Beagles would win that race to the bottom, hands down.


PS, the ice fishing is very productive at the scene of a boating accident.

tmosley's picture

We don't, but gold does. Unlike diamonds, which have a half life of a few hundred years, gold is forever. Or at least, as forever as you can get with anything made out of protons and neutrons.

Seb's picture

$1250 right now. So much for your "heavy resistance at $1243/4" prediction.

LoneStarHog's picture

Watch Hong Kong...Derivatives implosion...Gold soaring...

open-range's picture

I'm making over $7k a month working part time. I kept hearing other people tell me how much money they can make online so I decided to look into it. Well, it was all true and has totally changed my life. This is what I do...

TeamDepends's picture

No one wants to see your Hello Kitty pornsite, Sunshine.
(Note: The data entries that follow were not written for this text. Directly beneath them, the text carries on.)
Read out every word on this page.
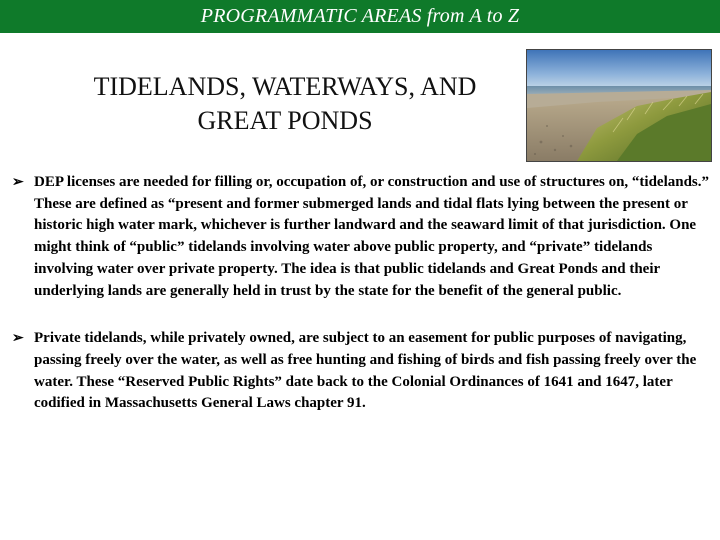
PROGRAMMATIC AREAS from A to Z
TIDELANDS, WATERWAYS, AND
GREAT PONDS
➢ DEP licenses are needed for filling or, occupation of, or construction and use of structures on, “tidelands.” These are defined as “present and former submerged lands and tidal flats lying between the present or historic high water mark, whichever is further landward and the seaward limit of that jurisdiction. One might think of “public” tidelands involving water above public property, and “private” tidelands involving water over private property. The idea is that public tidelands and Great Ponds and their underlying lands are generally held in trust by the state for the benefit of the general public.
➢ Private tidelands, while privately owned, are subject to an easement for public purposes of navigating, passing freely over the water, as well as free hunting and fishing of birds and fish passing freely over the water. These “Reserved Public Rights” date back to the Colonial Ordinances of 1641 and 1647, later codified in Massachusetts General Laws chapter 91.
So take a clue from this thread and exchange those soon to be worthless FRNs for some shiny, and preserve all that erm, hard work.

nmewn's picture

Print. Fuckers ;-)

SWRichmond's picture

"Open up the window, check out the view, and print you fuckers"
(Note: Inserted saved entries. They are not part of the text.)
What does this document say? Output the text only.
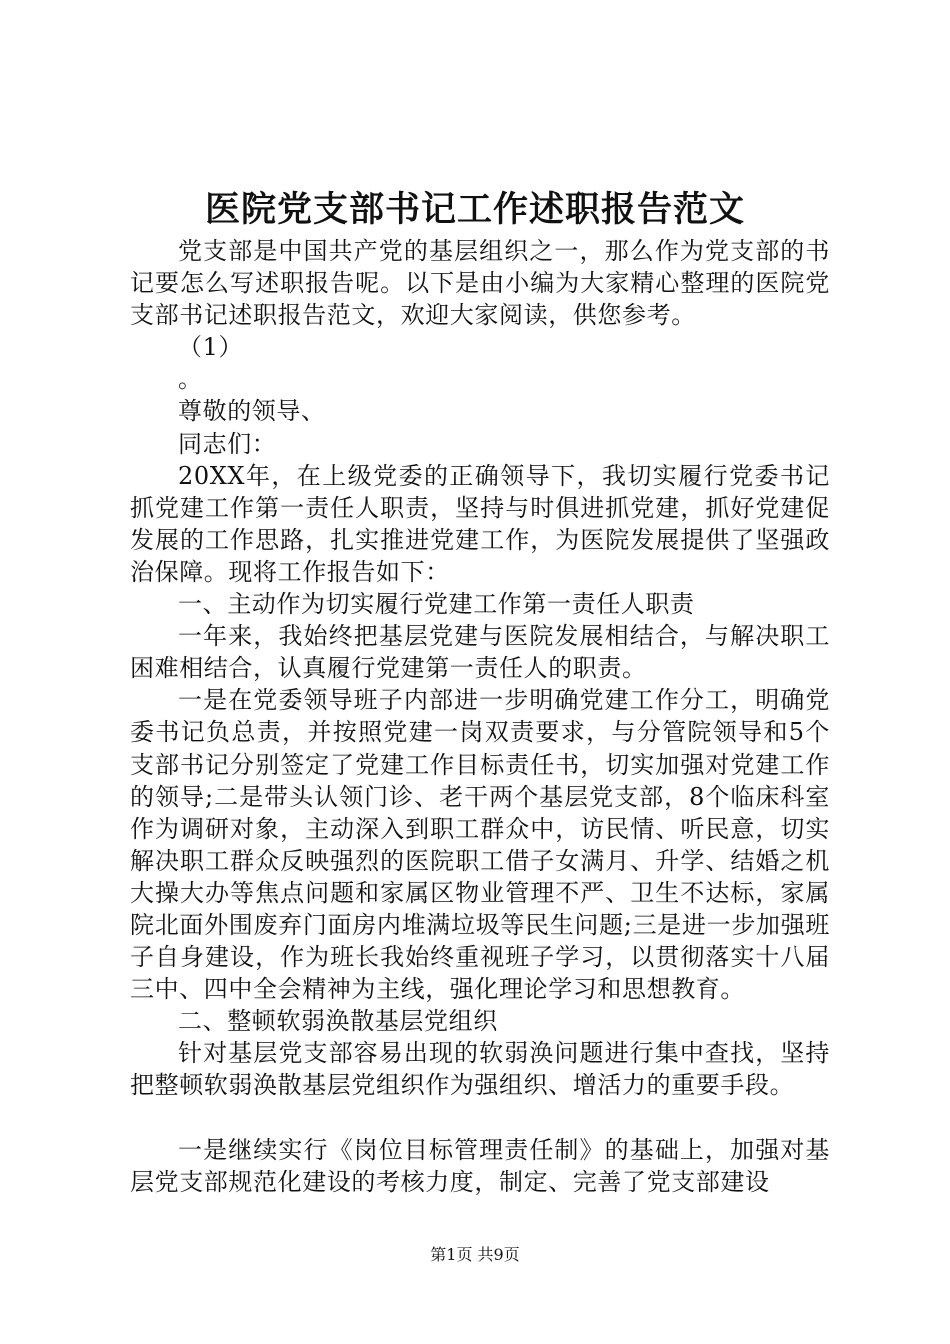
医院党支部书记工作述职报告范文

党支部是中国共产党的基层组织之一，那么作为党支部的书记要怎么写述职报告呢。以下是由小编为大家精心整理的医院党支部书记述职报告范文，欢迎大家阅读，供您参考。

（1）

。

尊敬的领导、

同志们：

20XX年，在上级党委的正确领导下，我切实履行党委书记抓党建工作第一责任人职责，坚持与时俱进抓党建，抓好党建促发展的工作思路，扎实推进党建工作，为医院发展提供了坚强政治保障。现将工作报告如下：

一、主动作为切实履行党建工作第一责任人职责

一年来，我始终把基层党建与医院发展相结合，与解决职工困难相结合，认真履行党建第一责任人的职责。

一是在党委领导班子内部进一步明确党建工作分工，明确党委书记负总责，并按照党建一岗双责要求，与分管院领导和5个支部书记分别签定了党建工作目标责任书，切实加强对党建工作的领导;二是带头认领门诊、老干两个基层党支部，8个临床科室作为调研对象，主动深入到职工群众中，访民情、听民意，切实解决职工群众反映强烈的医院职工借子女满月、升学、结婚之机大操大办等焦点问题和家属区物业管理不严、卫生不达标，家属院北面外围废弃门面房内堆满垃圾等民生问题;三是进一步加强班子自身建设，作为班长我始终重视班子学习，以贯彻落实十八届三中、四中全会精神为主线，强化理论学习和思想教育。

二、整顿软弱涣散基层党组织

针对基层党支部容易出现的软弱涣问题进行集中查找，坚持把整顿软弱涣散基层党组织作为强组织、增活力的重要手段。

一是继续实行《岗位目标管理责任制》的基础上，加强对基层党支部规范化建设的考核力度，制定、完善了党支部建设

第1页 共9页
Cognitive Dissonance's picture

So this time IS different. Who knew?

seek's picture

Whoever sucked up 75% of COMEX's remaining inventory last week, that's who.

mayhem_korner's picture



Comment of the day, Seek.






PirateOfBaltimore's picture

Registered gold stands at 242k oz last I checked.

JustObserving's picture

Finally the Fed has lost control of markets.  
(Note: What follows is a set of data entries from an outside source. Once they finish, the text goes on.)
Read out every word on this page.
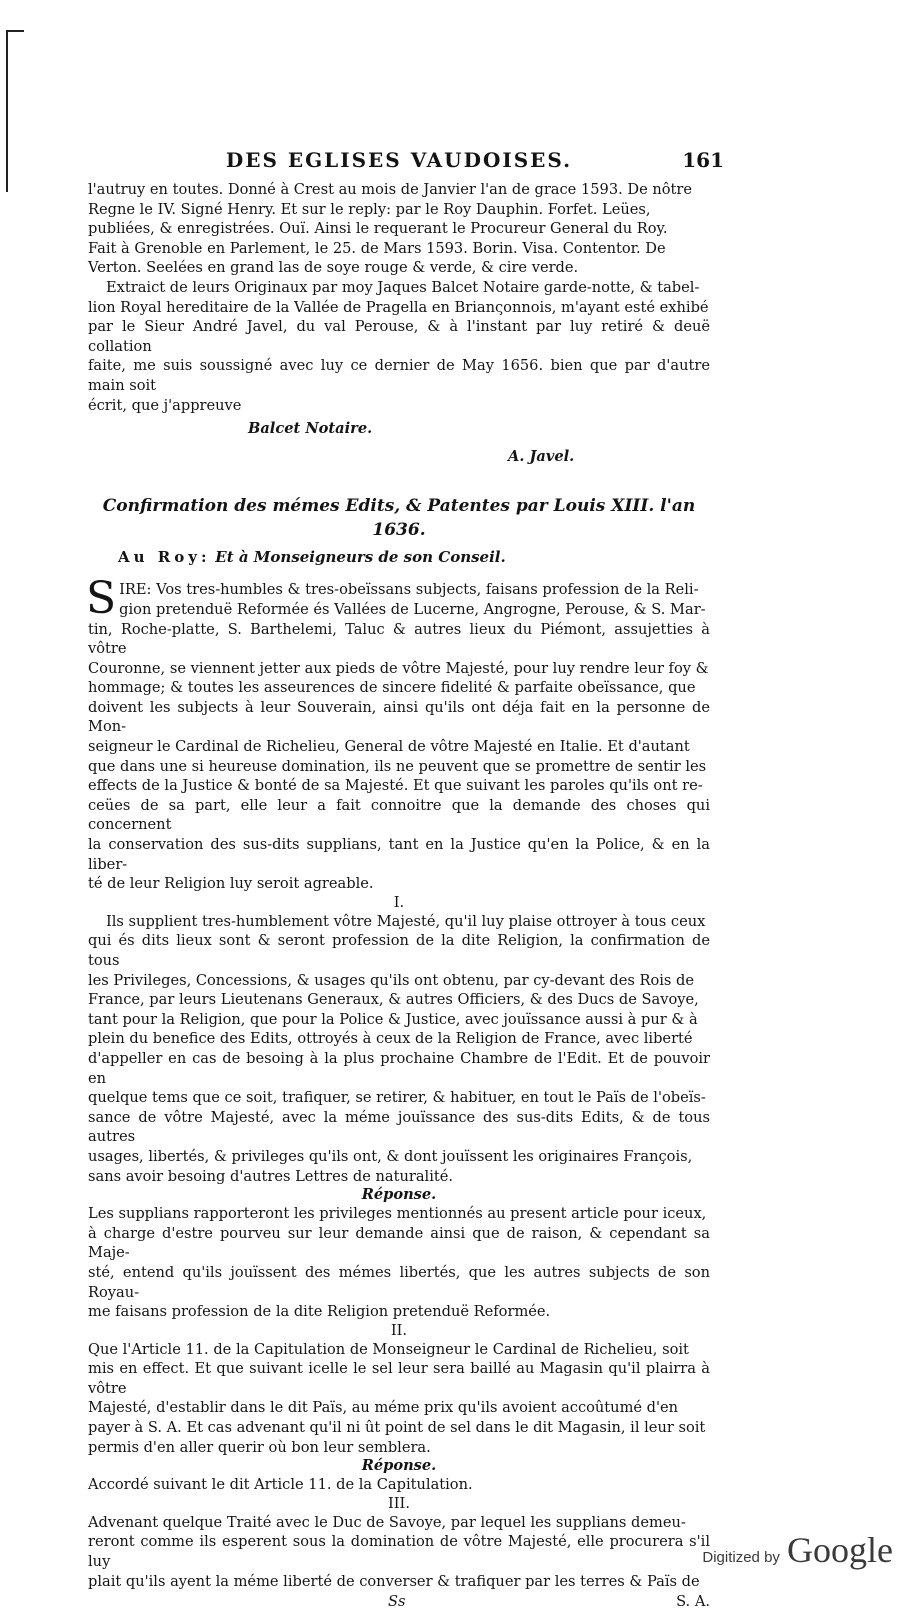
DES EGLISES VAUDOISES.	161
l'autruy en toutes. Donné à Crest au mois de Janvier l'an de grace 1593. De nôtre
Regne le IV. Signé Henry. Et sur le reply: par le Roy Dauphin. Forfet. Leües,
publiées, & enregistrées. Ouï. Ainsi le requerant le Procureur General du Roy.
Fait à Grenoble en Parlement, le 25. de Mars 1593. Borin. Visa. Contentor. De
Verton. Seelées en grand las de soye rouge & verde, & cire verde.
Extraict de leurs Originaux par moy Jaques Balcet Notaire garde-notte, & tabel-
lion Royal hereditaire de la Vallée de Pragella en Brianςonnois, m'ayant esté exhibé
par le Sieur André Javel, du val Perouse, & à l'instant par luy retiré & deuë collation
faite, me suis soussigné avec luy ce dernier de May 1656. bien que par d'autre main soit
écrit, que j'appreuve
Balcet Notaire.
A. Javel.
Confirmation des mémes Edits, & Patentes par Louis XIII. l'an 1636.
Au Roy: Et à Monseigneurs de son Conseil.
S IRE: Vos tres-humbles & tres-obeïssans subjects, faisans profession de la Reli-
gion pretenduë Reformée és Vallées de Lucerne, Angrogne, Perouse, & S. Mar-
tin, Roche-platte, S. Barthelemi, Taluc & autres lieux du Piémont, assujetties à vôtre
Couronne, se viennent jetter aux pieds de vôtre Majesté, pour luy rendre leur foy &
hommage; & toutes les asseurences de sincere fidelité & parfaite obeïssance, que
doivent les subjects à leur Souverain, ainsi qu'ils ont déja fait en la personne de Mon-
seigneur le Cardinal de Richelieu, General de vôtre Majesté en Italie. Et d'autant
que dans une si heureuse domination, ils ne peuvent que se promettre de sentir les
effects de la Justice & bonté de sa Majesté. Et que suivant les paroles qu'ils ont re-
ceües de sa part, elle leur a fait connoitre que la demande des choses qui concernent
la conservation des sus-dits supplians, tant en la Justice qu'en la Police, & en la liber-
té de leur Religion luy seroit agreable.
I.
Ils supplient tres-humblement vôtre Majesté, qu'il luy plaise ottroyer à tous ceux
qui és dits lieux sont & seront profession de la dite Religion, la confirmation de tous
les Privileges, Concessions, & usages qu'ils ont obtenu, par cy-devant des Rois de
France, par leurs Lieutenans Generaux, & autres Officiers, & des Ducs de Savoye,
tant pour la Religion, que pour la Police & Justice, avec jouïssance aussi à pur & à
plein du benefice des Edits, ottroyés à ceux de la Religion de France, avec liberté
d'appeller en cas de besoing à la plus prochaine Chambre de l'Edit. Et de pouvoir en
quelque tems que ce soit, trafiquer, se retirer, & habituer, en tout le Païs de l'obeïs-
sance de vôtre Majesté, avec la méme jouïssance des sus-dits Edits, & de tous autres
usages, libertés, & privileges qu'ils ont, & dont jouïssent les originaires François,
sans avoir besoing d'autres Lettres de naturalité.
Réponse.
Les supplians rapporteront les privileges mentionnés au present article pour iceux,
à charge d'estre pourveu sur leur demande ainsi que de raison, & cependant sa Maje-
sté, entend qu'ils jouïssent des mémes libertés, que les autres subjects de son Royau-
me faisans profession de la dite Religion pretenduë Reformée.
II.
Que l'Article 11. de la Capitulation de Monseigneur le Cardinal de Richelieu, soit
mis en effect. Et que suivant icelle le sel leur sera baillé au Magasin qu'il plairra à vôtre
Majesté, d'establir dans le dit Païs, au méme prix qu'ils avoient accoûtumé d'en
payer à S. A. Et cas advenant qu'il ni ût point de sel dans le dit Magasin, il leur soit
permis d'en aller querir où bon leur semblera.
Réponse.
Accordé suivant le dit Article 11. de la Capitulation.
III.
Advenant quelque Traité avec le Duc de Savoye, par lequel les supplians demeu-
reront comme ils esperent sous la domination de vôtre Majesté, elle procurera s'il luy
plait qu'ils ayent la méme liberté de converser & trafiquer par les terres & Païs de
Ss	S. A.
Digitized by Google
How many new Kevin Henrys are needed now?

What happened to Old Yeller's put?

tarsubil's picture

I dunno. From what I see, it looks like they ramped things in December so the big boys could exit. The important people are out so it is safe to release the hounds.

DirkDiggler11's picture

Kevin needs to bring an extra 8-ball AND another 7 Gram Rock to work today, going to be a long fucking day for Kevin...

NoPension's picture

I've never seen action like this. My education started in earnest after 2008, and then, I didn't follow as close. Nowadays, I keep an eye out, and try to understand implications.
These moves seem epic.

Edit: can you imagine if China was open??!!
They have got to be going crazy to be locked out now!
I'll be up with popcorn Sunday night. This will be bigger than the Super Bowl.

XAU XAG's picture

@No Pension


My guess is that it is CHINA that has been keeping gold down.

No proof just a guess.

Seems when they are out of the market................prices increase.